In the springtime we spring clean and every scribe who becomes a disciple of the kingdom of heaven is like a
householder who brings from his storeroom things both old and new (Mt 13:52).
In our catechesis we are given religious instructions about the basic principles of Christianity, inviting us to draw
from the wells of salvation, pondering the mystery of divine revelation and mans’ struggle against moral decay to conversion.
The life of Jesus was rooted in his prayer-relationship with the Father, so that we too can imitate and build upon this in times of overcrowding of our lives with the burdens of this world, we need therefore to go to that lonely place, to be quiet with our supplications in the presence of that holy place where He dwells. It is there that we raise our minds and hearts, in the daily challenges of life in his service.
“The heavens the work of his hands are calling you and wheel around us, displaying their external beauties. And still your eye is looking on the ground” : Canto XIV – Dante - Divine Comedy.
Our lives are lit up by the apostolic light of the gospels overcoming the darkness of the enemy (cf. John 9:5).
Can our faith in God conclude that we Christians have formed a bond between one another that will last for eternity?
With differing opinions and with our unfocussed way of communicating because of the many distractions and levels of belief, we find ourselves in a different gear but nevertheless on the same road.
Faith therefore must be the light and the efficiency of the soul, a type of automation in our competing world today.

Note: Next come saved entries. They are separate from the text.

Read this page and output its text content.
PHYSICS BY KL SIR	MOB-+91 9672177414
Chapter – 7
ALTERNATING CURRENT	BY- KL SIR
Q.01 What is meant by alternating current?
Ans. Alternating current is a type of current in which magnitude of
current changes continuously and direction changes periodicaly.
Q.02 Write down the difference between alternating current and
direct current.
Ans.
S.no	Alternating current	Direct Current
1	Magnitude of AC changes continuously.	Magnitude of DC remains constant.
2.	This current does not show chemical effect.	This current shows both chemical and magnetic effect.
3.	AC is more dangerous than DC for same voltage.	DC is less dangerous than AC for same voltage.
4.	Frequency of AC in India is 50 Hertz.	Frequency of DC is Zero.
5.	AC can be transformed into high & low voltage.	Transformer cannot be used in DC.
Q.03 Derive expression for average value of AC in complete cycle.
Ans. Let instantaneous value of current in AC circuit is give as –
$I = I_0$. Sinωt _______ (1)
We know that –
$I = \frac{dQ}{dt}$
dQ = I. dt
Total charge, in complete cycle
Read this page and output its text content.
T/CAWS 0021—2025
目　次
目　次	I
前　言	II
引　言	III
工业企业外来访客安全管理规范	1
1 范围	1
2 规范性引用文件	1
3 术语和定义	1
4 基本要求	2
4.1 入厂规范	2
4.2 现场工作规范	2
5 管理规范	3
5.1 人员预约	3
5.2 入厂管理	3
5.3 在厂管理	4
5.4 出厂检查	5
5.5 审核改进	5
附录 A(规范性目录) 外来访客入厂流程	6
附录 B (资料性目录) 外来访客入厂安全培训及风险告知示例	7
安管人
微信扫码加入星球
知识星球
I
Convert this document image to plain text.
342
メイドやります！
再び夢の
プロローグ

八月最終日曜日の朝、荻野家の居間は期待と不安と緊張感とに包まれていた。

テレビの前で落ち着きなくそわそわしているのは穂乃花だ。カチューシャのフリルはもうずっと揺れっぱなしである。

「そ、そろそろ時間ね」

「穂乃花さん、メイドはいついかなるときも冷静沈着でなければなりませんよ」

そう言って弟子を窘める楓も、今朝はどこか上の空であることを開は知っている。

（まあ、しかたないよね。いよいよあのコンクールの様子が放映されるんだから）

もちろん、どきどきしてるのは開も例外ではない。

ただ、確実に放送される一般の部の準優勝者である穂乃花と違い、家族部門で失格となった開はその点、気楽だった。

The bend in the road looms ever closer, for some of us, it is very true – the years pass swiftly and as we arrive at the final curve on the road we reflect on our pathway and the pathways others have taken and the dreams upheld by them with a mix of disappointments and achievements held in common by all of our lives.
Jesus as the light of the Gospels enkindles the innermost recesses of our spirit, germinating the minds of all Christians down the ages attracting all of us unto God without discrimination.
We therefore are all brothers and sisters marked by the flavour of the Gospels where God’s rhythm enters our souls ,where faith unites and where his name is in our hearts and on our lips (Cf.. Ps 119:103) 'You have turned for me my mourning into dancing and have loosed my sackcloth and girded me with gladness. Amen Amen Amen'.